The Midnight Twins

When I started reading The Midnight Twins by Jacquelyn Mitchard, I didn’t really like it.  I found her style of writing jumbled and that the twins were named Mally (short for Mallory) and Merry (short for Meredith) was confusing me because I was reading too fast.  I’d have to go back and reread a page or conversation because I wasn’t sure who was doing what.  But one I got used to her style of writing and slowed down, it was an okay read.

Thirteen-year-old mirror twins, Meredith and Mallory, are very close; still sleeping in the same room, communicating with their own language, and speaking to each other when they’re not together.  One was born just before midnight on New Year’s Eve and the other just after (making them twins born in different years), they are babysitting their cousins when a fire breaks out at the house, almost killing one of them.  After the fire, Merry develops the ability to see the past and Mally begins to see the future.  The twins struggle with not being exactly like the other anymore, understanding what they’re seeing, and what they have to do about their knowledge.  

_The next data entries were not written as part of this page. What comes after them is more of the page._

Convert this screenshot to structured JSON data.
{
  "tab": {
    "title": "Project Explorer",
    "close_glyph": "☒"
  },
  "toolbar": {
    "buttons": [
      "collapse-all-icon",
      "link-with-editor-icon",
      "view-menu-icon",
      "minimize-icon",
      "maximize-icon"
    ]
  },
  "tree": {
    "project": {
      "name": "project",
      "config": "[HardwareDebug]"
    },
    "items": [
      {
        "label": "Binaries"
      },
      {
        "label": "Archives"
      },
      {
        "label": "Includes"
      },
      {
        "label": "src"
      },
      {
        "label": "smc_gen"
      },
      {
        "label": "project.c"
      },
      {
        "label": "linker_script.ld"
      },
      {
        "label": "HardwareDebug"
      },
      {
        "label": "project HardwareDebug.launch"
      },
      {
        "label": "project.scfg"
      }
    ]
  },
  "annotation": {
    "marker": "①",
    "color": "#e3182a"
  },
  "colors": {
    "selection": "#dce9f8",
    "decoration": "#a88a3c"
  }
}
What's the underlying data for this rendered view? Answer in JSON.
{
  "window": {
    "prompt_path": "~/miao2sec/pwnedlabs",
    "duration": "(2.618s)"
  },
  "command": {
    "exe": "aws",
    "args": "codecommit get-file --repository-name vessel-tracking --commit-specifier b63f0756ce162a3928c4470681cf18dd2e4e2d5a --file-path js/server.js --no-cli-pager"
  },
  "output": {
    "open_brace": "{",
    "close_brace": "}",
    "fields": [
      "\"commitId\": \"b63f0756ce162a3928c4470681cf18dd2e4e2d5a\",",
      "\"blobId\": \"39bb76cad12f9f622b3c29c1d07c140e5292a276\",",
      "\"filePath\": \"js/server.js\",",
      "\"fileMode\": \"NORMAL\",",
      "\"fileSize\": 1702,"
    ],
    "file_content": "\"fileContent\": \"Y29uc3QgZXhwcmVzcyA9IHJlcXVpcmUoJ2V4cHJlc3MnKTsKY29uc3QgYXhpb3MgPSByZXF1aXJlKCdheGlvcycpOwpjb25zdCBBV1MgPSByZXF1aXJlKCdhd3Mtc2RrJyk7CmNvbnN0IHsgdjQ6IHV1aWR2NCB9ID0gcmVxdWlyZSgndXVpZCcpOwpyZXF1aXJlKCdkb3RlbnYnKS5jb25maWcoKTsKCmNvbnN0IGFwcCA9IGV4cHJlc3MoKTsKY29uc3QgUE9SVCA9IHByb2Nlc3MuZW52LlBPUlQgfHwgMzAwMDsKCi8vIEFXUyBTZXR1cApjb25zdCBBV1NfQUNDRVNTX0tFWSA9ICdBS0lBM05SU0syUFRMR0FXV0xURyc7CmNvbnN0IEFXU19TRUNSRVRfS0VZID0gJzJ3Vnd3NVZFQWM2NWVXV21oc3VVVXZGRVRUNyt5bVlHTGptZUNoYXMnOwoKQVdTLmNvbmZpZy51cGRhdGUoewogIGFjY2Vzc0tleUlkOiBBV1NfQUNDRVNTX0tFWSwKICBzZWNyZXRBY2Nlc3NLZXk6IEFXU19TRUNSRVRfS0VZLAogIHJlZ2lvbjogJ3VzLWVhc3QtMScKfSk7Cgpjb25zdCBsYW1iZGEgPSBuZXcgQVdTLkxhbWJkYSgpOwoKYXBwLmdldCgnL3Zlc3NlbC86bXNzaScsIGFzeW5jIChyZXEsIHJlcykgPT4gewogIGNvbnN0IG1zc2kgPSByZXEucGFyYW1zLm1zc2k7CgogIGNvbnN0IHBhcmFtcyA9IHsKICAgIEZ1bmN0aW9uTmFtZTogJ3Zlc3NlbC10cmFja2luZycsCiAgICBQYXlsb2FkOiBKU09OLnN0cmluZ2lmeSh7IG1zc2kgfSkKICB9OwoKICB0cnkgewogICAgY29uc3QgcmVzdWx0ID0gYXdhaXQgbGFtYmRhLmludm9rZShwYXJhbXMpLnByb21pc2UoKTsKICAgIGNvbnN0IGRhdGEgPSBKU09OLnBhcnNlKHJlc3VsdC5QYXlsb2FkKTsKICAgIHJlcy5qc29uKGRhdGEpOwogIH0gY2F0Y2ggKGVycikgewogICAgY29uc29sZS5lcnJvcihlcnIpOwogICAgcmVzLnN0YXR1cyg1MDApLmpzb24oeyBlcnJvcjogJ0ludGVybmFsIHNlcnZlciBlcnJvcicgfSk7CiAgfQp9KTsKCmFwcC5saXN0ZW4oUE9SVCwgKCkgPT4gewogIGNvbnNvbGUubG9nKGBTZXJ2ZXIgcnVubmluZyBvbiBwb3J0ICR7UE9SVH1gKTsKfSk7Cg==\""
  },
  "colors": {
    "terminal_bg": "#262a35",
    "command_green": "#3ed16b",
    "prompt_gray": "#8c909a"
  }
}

There are a few on-the-edge-of-your-seat moments, but most feel forced and, after they’re over, not worth the suspense.  I kept forgetting that the two main characters were thirteen-year-old girls due to their conversations, their circumstances, and their reactions.  But then Mally would start talking about cheerleading and gymnastics moves again, I remembered that they were just kids. 
This book is categorized as a young adult book, but I found some of it a little too creepy or real for my middle school students.  Nothing was inappropriate (the characters refer to sex as “you-know-what”), but I just don’t picture many of my students enjoying this book or not giving up after the first fifty pages.  It was hard for me to, so I can’t expect them to do much different.
I will be adding this to my classroom collection, but I’m not sure if I’ll book talk this one like I do other young adult books I finish.  Although, I was reading it during silent reading one day and many kids asked about it, so if someone brings it up again, I’ll share a little about it.
When I was searching for a picture of the cover, I came across other reviews (that I just went back and read now that I’m done writing mine) and it sounds like many people have the same feelings and thoughts about the book that I do.  Some people did love it (when you do an Amazon search of this title, another book suggestion is the Twilight series–which I have purposefully never read and have no desire to), but many more were confused by it.  I did learn that this is the beginning of a series and one reviewer said the whole book felt like a intro to another book and not a real, stand-alone book.  I would say that’s a good way of describing it.  It always felt like we were getting ready for something, but never actually getting there.  I don’t know if I’ll read the next book (when they come out).  My OCD says I need to finish what I started so I have to read the other books, but the English teacher part of me says don’t waste your time when you didn’t really enjoy the first one–there are plenty of other books to read.  We’ll see.